Postprocedure computed tompgraphy scans after bland embolization of the right hepatic artery in a patient with metastatic neuroendocrine tumors. Courtesy of Memorial Sloan-Kettering Cancer Center.

Hepatic arterial occlusion with embolization or chemoembolization should cause necrosis of the metastases without damaging the healthy hepatic parenchyma, which is supplied from the portal circulation. [23, 24] This treatment may also be combined with systemic chemotherapy in selected patients.

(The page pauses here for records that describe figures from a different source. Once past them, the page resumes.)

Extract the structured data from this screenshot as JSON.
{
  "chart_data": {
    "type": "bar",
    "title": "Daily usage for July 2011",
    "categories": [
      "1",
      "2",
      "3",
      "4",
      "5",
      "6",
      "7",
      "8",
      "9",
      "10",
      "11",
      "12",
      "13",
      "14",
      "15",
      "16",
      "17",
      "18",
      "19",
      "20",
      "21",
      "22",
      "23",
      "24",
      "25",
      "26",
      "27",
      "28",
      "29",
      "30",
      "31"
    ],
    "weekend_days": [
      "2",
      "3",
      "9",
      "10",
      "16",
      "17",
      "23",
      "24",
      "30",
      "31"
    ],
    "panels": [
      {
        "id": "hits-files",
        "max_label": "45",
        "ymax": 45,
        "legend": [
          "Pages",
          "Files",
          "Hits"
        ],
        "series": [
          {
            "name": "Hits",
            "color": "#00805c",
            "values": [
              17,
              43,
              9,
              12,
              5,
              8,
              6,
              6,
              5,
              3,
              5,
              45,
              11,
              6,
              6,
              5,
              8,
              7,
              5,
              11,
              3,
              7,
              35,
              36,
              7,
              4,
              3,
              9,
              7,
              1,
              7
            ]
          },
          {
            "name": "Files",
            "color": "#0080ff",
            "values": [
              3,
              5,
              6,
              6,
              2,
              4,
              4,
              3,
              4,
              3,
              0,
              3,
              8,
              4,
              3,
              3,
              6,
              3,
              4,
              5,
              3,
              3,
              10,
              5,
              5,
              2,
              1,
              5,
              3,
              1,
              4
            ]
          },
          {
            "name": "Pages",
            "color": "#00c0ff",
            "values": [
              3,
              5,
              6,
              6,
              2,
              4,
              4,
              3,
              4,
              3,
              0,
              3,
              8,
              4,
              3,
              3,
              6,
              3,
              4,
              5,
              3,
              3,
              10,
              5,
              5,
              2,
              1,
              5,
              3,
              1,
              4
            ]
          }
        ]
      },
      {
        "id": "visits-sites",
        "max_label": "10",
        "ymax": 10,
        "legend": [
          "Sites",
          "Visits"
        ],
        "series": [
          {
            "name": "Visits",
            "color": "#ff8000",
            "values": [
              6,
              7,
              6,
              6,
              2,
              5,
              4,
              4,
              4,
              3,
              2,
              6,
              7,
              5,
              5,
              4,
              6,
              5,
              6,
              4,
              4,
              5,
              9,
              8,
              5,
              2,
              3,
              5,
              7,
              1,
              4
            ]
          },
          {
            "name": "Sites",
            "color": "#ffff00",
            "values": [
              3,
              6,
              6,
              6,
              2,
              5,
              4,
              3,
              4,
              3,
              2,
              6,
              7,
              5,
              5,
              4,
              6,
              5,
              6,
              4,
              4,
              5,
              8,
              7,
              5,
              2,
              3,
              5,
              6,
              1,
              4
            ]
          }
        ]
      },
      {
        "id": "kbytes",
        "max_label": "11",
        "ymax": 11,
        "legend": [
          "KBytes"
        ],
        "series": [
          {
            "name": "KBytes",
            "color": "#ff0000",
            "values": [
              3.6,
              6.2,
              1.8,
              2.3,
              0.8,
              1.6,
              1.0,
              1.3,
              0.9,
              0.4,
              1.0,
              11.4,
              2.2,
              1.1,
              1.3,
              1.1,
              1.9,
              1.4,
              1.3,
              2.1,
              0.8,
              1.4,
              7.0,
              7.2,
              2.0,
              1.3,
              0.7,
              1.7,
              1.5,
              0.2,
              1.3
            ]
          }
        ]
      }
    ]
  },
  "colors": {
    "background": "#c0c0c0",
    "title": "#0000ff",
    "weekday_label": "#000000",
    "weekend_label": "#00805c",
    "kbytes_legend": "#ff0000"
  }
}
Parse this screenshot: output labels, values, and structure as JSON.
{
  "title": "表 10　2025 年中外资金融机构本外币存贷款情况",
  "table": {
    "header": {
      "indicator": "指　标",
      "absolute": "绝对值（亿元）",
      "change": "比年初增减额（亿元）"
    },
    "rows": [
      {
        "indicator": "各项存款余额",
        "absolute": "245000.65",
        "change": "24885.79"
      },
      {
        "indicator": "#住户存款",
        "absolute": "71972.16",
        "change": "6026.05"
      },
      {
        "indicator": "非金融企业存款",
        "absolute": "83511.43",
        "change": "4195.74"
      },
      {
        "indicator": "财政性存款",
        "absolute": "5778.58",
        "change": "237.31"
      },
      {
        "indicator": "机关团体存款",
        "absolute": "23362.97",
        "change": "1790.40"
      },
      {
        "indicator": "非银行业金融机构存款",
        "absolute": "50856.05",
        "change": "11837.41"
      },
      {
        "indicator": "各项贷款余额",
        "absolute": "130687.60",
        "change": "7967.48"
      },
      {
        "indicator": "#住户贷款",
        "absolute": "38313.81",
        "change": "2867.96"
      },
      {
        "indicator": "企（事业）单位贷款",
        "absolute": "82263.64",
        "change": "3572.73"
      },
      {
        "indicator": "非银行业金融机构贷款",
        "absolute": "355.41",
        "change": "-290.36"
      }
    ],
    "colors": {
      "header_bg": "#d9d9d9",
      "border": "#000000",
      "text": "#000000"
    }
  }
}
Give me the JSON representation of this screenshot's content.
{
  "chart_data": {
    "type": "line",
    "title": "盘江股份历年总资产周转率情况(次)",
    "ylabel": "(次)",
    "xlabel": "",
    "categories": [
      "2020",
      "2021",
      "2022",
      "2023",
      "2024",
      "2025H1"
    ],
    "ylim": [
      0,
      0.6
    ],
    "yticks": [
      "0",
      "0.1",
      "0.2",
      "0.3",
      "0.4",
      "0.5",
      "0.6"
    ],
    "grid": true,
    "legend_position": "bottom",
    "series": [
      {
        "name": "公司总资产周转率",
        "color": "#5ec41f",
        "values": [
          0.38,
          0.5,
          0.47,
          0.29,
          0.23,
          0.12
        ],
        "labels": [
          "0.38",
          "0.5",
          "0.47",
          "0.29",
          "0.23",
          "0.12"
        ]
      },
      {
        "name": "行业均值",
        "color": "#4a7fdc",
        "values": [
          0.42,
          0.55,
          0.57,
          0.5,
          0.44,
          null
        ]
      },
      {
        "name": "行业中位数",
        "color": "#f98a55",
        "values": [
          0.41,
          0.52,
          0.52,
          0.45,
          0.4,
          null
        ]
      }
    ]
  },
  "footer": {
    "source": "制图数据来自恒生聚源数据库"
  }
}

Multimodal therapeutic interventions including liver transplantation have been reported, but further studies are needed to validate such time-consuming and expensive procedures. [25]



The occurrence of mucocutaneous lesions, endocrine disturbances, and optic and psychic disturbances may be very helpful for differential diagnosis, therapy, and needed consultations (from dermatologists, neurologists, endocrinologists, ophthalmologists).



In patients with glucagonoma, providing a supplemental protein supply in order to furnish amino acids is useful. In more severe cases, such supplementation can be administered intravenously. The administration of essential fatty acids (ie, olive oil), zinc, vitamins, and minerals is also helpful.



Mild exercise is usually not harmful in patients with glucagonoma.